Tuesday 7 December 2010

The art and craft of soul mining #1: Miro


Whenever I'm 'really' moved by a painting, drawing or photograph my first sensation is a warm numbness, like sinking into a hot bath, time freezes and I forget myself - its as if all boundaries between self and world seem to dissolve. The second sensation is the generation of a memory, an association with something from the past, a childhood tableau, a scene or emotion that tattooed itself on my still forming subconscious all those years ago. These two sensations occur in a matter of seconds.

I may not have been particularly happy or self aware when that initial memory trace was selected for storage - presumably because some part of my mind thought it important - but never-the-less, it appears to have lain dormant until it spots a 'friend', an image or a precise sensation in the present that tickles it back into wakefulness once again. Makes it stronger.

The third thing that happens to me is the smile. Not just the smile on my face but a deep smile that goes right through my body like a wave. I think its the smile of recognition, two aspects of myself, old and new, making me feel whole again, glad to be me. Because that's the overriding emotion that my favourite art leaves me with: I'm glad to be me with my old neuronal photo album, but I also realise that I'm linked with something much bigger.

Its a variety of Proustian epiphany, a romantic recall, but more vague and all encompassing, like the blowing of a horn somewhere in the darkness of the back brain - the imagination opens up and the world of now and then seems so much bigger and full of exciting possibilities. I suppose that's what art is supposed to do - the genuine article - making the seemingly individual and particular vast and timeless.

Not all so called 'Great art' does the triple whammy on me of course.
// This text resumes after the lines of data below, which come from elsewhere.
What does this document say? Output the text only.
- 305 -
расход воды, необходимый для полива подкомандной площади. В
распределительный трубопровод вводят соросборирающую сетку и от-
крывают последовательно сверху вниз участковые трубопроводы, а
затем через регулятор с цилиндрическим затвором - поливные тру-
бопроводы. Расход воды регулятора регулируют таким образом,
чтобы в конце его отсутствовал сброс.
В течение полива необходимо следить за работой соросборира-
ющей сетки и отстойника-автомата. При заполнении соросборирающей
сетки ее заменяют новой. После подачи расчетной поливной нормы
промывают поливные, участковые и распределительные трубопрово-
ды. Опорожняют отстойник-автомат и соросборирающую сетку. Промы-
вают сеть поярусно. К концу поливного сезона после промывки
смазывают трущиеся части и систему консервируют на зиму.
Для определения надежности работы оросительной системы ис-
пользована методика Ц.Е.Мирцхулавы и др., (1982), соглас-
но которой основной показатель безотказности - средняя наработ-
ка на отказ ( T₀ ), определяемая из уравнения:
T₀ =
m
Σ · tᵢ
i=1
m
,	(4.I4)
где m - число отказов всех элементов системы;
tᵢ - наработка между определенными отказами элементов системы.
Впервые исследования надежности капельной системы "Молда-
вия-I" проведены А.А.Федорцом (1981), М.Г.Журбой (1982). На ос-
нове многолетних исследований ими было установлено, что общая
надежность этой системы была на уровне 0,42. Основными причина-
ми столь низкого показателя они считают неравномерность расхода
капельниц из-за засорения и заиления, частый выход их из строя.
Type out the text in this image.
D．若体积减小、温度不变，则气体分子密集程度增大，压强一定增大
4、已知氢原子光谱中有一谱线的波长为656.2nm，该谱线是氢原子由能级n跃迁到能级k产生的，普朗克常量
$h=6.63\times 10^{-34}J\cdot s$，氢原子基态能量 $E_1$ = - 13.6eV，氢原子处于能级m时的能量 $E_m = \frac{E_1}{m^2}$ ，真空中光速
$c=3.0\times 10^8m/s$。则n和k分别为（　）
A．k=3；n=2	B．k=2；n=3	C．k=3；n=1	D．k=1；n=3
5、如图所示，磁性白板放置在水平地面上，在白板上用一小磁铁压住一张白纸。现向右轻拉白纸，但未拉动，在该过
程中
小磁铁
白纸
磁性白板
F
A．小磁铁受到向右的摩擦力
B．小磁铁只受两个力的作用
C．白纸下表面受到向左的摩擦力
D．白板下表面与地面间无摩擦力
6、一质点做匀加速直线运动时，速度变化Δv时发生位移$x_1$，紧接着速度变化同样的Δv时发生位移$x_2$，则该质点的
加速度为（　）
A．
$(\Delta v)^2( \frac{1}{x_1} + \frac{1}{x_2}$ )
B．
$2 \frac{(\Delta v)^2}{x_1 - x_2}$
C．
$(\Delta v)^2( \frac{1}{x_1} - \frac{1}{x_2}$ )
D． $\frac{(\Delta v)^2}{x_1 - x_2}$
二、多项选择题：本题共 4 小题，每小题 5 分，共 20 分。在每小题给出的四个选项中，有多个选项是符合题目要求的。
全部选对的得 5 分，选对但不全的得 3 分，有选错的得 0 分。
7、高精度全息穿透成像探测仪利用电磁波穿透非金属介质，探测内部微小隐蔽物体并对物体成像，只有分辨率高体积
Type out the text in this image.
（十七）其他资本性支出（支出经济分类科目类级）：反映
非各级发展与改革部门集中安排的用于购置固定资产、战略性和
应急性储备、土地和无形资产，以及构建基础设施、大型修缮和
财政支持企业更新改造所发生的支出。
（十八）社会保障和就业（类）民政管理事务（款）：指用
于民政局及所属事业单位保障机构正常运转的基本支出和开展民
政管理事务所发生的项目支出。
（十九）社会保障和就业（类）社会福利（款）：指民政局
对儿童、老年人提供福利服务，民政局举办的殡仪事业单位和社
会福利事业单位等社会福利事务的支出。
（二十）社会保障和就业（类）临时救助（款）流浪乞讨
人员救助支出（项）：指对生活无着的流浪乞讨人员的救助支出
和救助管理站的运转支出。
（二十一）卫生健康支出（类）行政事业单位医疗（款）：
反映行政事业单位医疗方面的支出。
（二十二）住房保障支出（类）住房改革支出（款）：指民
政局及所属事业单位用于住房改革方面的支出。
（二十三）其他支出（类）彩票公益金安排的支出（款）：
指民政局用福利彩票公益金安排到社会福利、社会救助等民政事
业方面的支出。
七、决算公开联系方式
I can appreciate the technical virtuosity of Rembrandt, the draftsmanship of Durer, understand their paintings as beautiful objects, but still they don't "reach the parts..." in the latter case, its more like: 'This is a Rembrandt, he's apparently a genius, I'm looking back into the 17th century, it feels weird, but somehow good, and I can feel some kind of shared humanity over time and culture', but still, it doesn't fire off an epiphany for me personally - one of us still remains an alien creature.

The Spanish Modernist Joan Miro's Gouache, 'People at night guided by the phosphorescent tracks of snails' (one of the Constellation series), stirred something deep within me when I first saw a reproduction of it around ten or twelve years ago.
The deep nocturnal blue background with the bizarre, black totemic figures swimming around the surface under a bone white crescent moon, triggered an involuntary memory from my teenage years which has now, over time, become a fixed relationship between my remembrance of things past and Miro's imagination - two lovers locked together.
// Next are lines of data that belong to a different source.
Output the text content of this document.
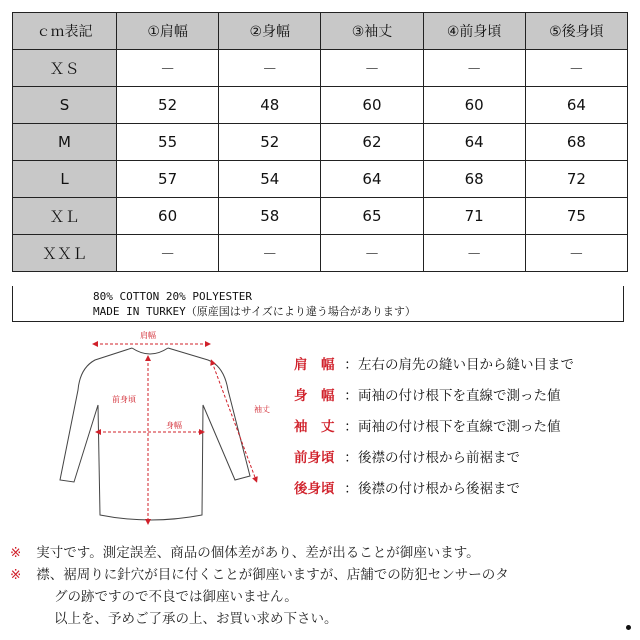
ｃｍ表記	①肩幅	②身幅	③袖丈	④前身頃	⑤後身頃
ＸＳ	－	－	－	－	－
S	52	48	60	60	64
M	55	52	62	64	68
L	57	54	64	68	72
ＸＬ	60	58	65	71	75
ＸＸＬ	－	－	－	－	－
80% COTTON 20% POLYESTER
MADE IN TURKEY（原産国はサイズにより違う場合があります）
肩幅
前身頃
身幅
袖丈
肩　幅 ： 左右の肩先の縫い目から縫い目まで
身　幅 ： 両袖の付け根下を直線で測った値
袖　丈 ： 両袖の付け根下を直線で測った値
前身頃 ： 後襟の付け根から前裾まで
後身頃 ： 後襟の付け根から後裾まで
※ 実寸です。測定誤差、商品の個体差があり、差が出ることが御座います。
※ 襟、裾周りに針穴が目に付くことが御座いますが、店舗での防犯センサーのタ
グの跡ですので不良では御座いません。
以上を、予めご了承の上、お買い求め下さい。
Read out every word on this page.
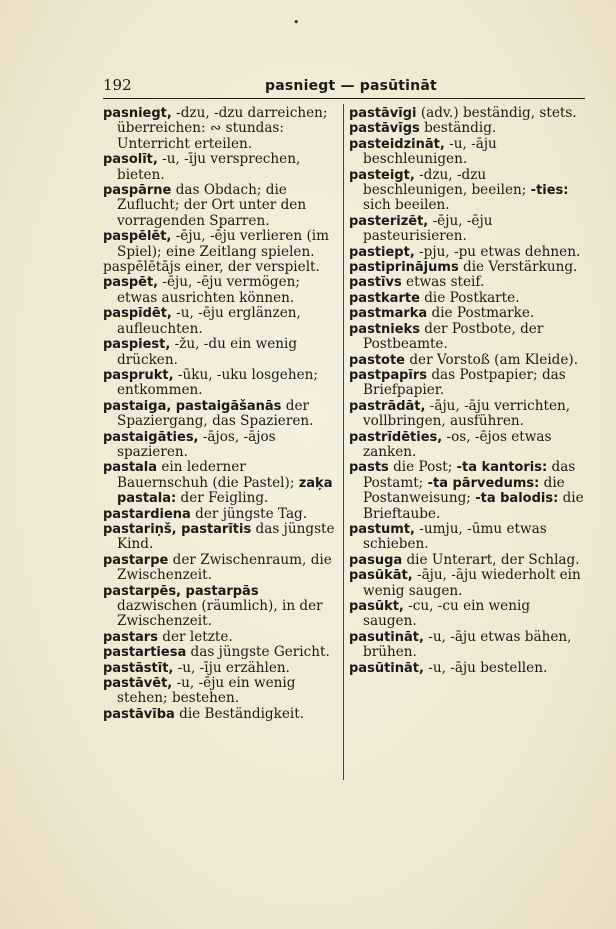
•
192	pasniegt — pasūtināt
pasniegt, -dzu, -dzu darreichen; überreichen: ∾ stundas: Unterricht erteilen.
pasolīt, -u, -īju versprechen, bieten.
paspārne das Obdach; die Zuflucht; der Ort unter den vorragenden Sparren.
paspēlēt, -ēju, -ēju verlieren (im Spiel); eine Zeitlang spielen.
paspēlētājs einer, der verspielt.
paspēt, -ēju, -ēju vermögen; etwas ausrichten können.
paspīdēt, -u, -ēju erglänzen, aufleuchten.
paspiest, -žu, -du ein wenig drücken.
pasprukt, -ūku, -uku losgehen; entkommen.
pastaiga, pastaigāšanās der Spaziergang, das Spazieren.
pastaigāties, -ājos, -ājos spazieren.
pastala ein lederner Bauernschuh (die Pastel); zaķa pastala: der Feigling.
pastardiena der jüngste Tag.
pastariņš, pastarītis das jüngste Kind.
pastarpe der Zwischenraum, die Zwischenzeit.
pastarpēs, pastarpās dazwischen (räumlich), in der Zwischenzeit.
pastars der letzte.
pastartiesa das jüngste Gericht.
pastāstīt, -u, -īju erzählen.
pastāvēt, -u, -ēju ein wenig stehen; bestehen.
pastāvība die Beständigkeit.
pastāvīgi (adv.) beständig, stets.
pastāvīgs beständig.
pasteidzināt, -u, -āju beschleunigen.
pasteigt, -dzu, -dzu beschleunigen, beeilen; -ties: sich beeilen.
pasterizēt, -ēju, -ēju pasteurisieren.
pastiept, -pju, -pu etwas dehnen.
pastiprinājums die Verstärkung.
pastīvs etwas steif.
pastkarte die Postkarte.
pastmarka die Postmarke.
pastnieks der Postbote, der Postbeamte.
pastote der Vorstoß (am Kleide).
pastpapīrs das Postpapier; das Briefpapier.
pastrādāt, -āju, -āju verrichten, vollbringen, ausführen.
pastrīdēties, -os, -ējos etwas zanken.
pasts die Post; -ta kantoris: das Postamt; -ta pārvedums: die Postanweisung; -ta balodis: die Brieftaube.
pastumt, -umju, -ūmu etwas schieben.
pasuga die Unterart, der Schlag.
pasūkāt, -āju, -āju wiederholt ein wenig saugen.
pasūkt, -cu, -cu ein wenig saugen.
pasutināt, -u, -āju etwas bähen, brühen.
pasūtināt, -u, -āju bestellen.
The title too, so surrealist and poetic, just added resonance to my memory and charged it with a deeper symbolism.

For about two years after leaving school in '82, me and a few friends discovered a welcoming little ale house called 'The Crown'.
To sample its unique atmosphere you had to walk about a mile down a quiet country lane, flanked by fields and small copses. The place was always quiet, out of the way, perfect for a few jars in peace. The landlord 'Bill' was a friend of a friend and turned a blind eye to official 'drinking age' regulations, he never said much, just smiled and let it be. I think he was grateful of the custom on the quiet weekdays - we usually did Tuesdays and Thursdays if I remember correctly.

For me and my mates, this was our apprenticeship into adult pub culture: the real world of choking fag smoke, over-spilling brewery stamped ashtrays, soggy beermats, chiming and flashing one armed bandits, soft chairs, roaring fires...and something else, being a grown man at last.
Gone was the childishness of illicit cider swigging on park benches, the Snakebite challenge in a friends bedroom (actually that sounds pervy), noisy 'yoof' parties where everybody was pretending to be more drunk than they were (or just genuinely and embarrassingly paralytic, no inbetweens).
Being able to sit in a pub with a pint and a fag was mature and civilized!

But what I remember with the most affection about these evenings of Yore, was walking back in the dark, or near dark in the summer months, down that winding lane home, being half pissed and happy in the gloom.

Sometimes you could hardly see your hand in front of your face in the winter time, you had to look up at the track of sky, dodge the black looming shapes of vegetation and careening companions, their voices disembodied and freaky and always too loud. Often I imagined my mates had shape-shifted, changed into strange exotic creatures in the void (or does Miro make me think this in retrospect? Does it matter?)
The freezing night skies were fantastic ebony blankets, studied with constellations of stars and strange lights that would be the trigger for tall tales and urban myths. It was just great being young and anticipating the bigness of the future and your destiny within it.

I'd just like to thank Mr Miro and his painting for reactivating, strengthening and enriching this memory for me.